Le creme che contengono amidi non presentano questo rischio, perché l’amido presente inibisce la formazione dei coaguli di uova. Però presentano altri problemi.
Come è stato già detto nell’articolo introduttivo sugli amidi, ogni amido ha una sua temperatura di gelificazione, o meglio un suo intervallo di temperatura di gelificazione; così, amidi di cereali come il mais gelificano in un range di temperatura compreso tra 66° C e 74°C, mentre amidi di tuberi come le patate e la manioca gelificano in un range di temperatura compreso tra 62° C e 68° C. Le diverse temperature di gelificazione influenzano poi il risultato finale.
Tutti gli amidi sono fatti di due componenti, in percentuali diverse a seconda dell’amido considerato: amilosio e amilopectina. Entrambi sono formati da catene glucidiche, mentre l’amilosio è un polimero lineare, l’amilo-pectina è un polimero ramificato. A bassa temperatura queste catene di amilosio e amilopectina se ne stanno arrotolate, ma con il riscaldamento assorbono energia sufficiente da dipanarsi, e quindi si sciolgono in lunghi filamenti che si intrecciano gli uni con gli altri intrappolando le molecole di acqua e creando quindi a una massa collosa: è questo il fenomeno della gelificazione.
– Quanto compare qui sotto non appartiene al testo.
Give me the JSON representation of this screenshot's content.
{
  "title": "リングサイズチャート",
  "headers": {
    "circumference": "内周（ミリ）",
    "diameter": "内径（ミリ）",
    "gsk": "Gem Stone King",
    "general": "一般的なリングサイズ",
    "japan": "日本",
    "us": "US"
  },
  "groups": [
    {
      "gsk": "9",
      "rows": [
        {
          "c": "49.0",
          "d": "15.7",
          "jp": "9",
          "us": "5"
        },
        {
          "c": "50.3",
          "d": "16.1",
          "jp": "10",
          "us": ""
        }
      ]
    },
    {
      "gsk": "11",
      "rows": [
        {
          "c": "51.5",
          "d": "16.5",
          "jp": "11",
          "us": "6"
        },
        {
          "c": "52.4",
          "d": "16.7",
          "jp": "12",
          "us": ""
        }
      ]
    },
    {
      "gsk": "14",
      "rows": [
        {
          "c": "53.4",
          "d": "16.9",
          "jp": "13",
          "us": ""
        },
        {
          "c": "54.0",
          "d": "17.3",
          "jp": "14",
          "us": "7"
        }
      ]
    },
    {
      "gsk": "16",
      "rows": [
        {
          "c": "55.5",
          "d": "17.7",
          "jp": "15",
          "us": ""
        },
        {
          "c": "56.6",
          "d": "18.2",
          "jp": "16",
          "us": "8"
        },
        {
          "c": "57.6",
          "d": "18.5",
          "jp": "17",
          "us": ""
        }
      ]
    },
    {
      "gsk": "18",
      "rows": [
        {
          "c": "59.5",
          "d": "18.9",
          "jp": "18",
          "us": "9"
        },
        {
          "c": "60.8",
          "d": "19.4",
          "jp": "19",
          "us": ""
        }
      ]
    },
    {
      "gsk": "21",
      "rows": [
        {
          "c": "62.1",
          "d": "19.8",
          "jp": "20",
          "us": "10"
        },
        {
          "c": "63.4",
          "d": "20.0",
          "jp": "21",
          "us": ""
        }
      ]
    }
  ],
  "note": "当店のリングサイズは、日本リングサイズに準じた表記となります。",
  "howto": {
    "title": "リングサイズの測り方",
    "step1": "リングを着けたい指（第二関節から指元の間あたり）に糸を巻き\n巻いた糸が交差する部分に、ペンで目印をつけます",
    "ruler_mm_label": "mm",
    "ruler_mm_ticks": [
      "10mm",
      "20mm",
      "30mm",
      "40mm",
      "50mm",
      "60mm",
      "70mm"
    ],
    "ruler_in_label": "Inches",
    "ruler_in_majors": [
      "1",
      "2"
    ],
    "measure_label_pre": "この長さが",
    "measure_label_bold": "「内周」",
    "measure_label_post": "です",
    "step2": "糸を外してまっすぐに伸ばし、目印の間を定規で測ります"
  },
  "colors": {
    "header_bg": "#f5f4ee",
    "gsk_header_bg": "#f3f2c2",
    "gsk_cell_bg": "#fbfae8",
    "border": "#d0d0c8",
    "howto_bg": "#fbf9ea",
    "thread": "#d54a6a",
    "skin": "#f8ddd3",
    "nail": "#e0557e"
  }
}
Immagine presa dal sito del Dipartimento di Chimica dell’Università di Genova
La gelificazione degli amidi, come illustra chiarissimamente Bressanini per la farina di frumento (che contiene amido), se da un lato è il processo che permette di addensare la crema, dall’altro è all’origine di uno dei più frequenti problemi: i grumi. Se infatti si mescolano gli amidi direttamente con un liquido caldo (a temperatura maggiore di 85°C, quindi ad esempio con latte bollente) , gli agglomerati di amido gelificano istantaneamente all’esterno, lasciando un nucleo asciutto. Ecco come si forma il temibile grumo.
Quindi, il primo suggerimento per una crema perfetta è quello di miscelare gli amidi non con il liquido (latte) caldo ma con il latte a freddo. Si potrà quindi mescolare l’amido con una parte di latte feddo, incorporare la cremina ottenuta alla miscela di uovo e zucchero e quindi aggiungere alla fine, a questa pastella perfetamente amalgamata, il latte caldo. In questo modo si eviterà la formazione di grumi, ottenendo una crema che fluisce morbidamente in bocca.
Mescolare gli amidi quindi con del liquido freddo ci mette al riparo da due conseguenze: i temibili grumi non si formeranno e l’amido gelificherà al momento giusto, nel posto giusto.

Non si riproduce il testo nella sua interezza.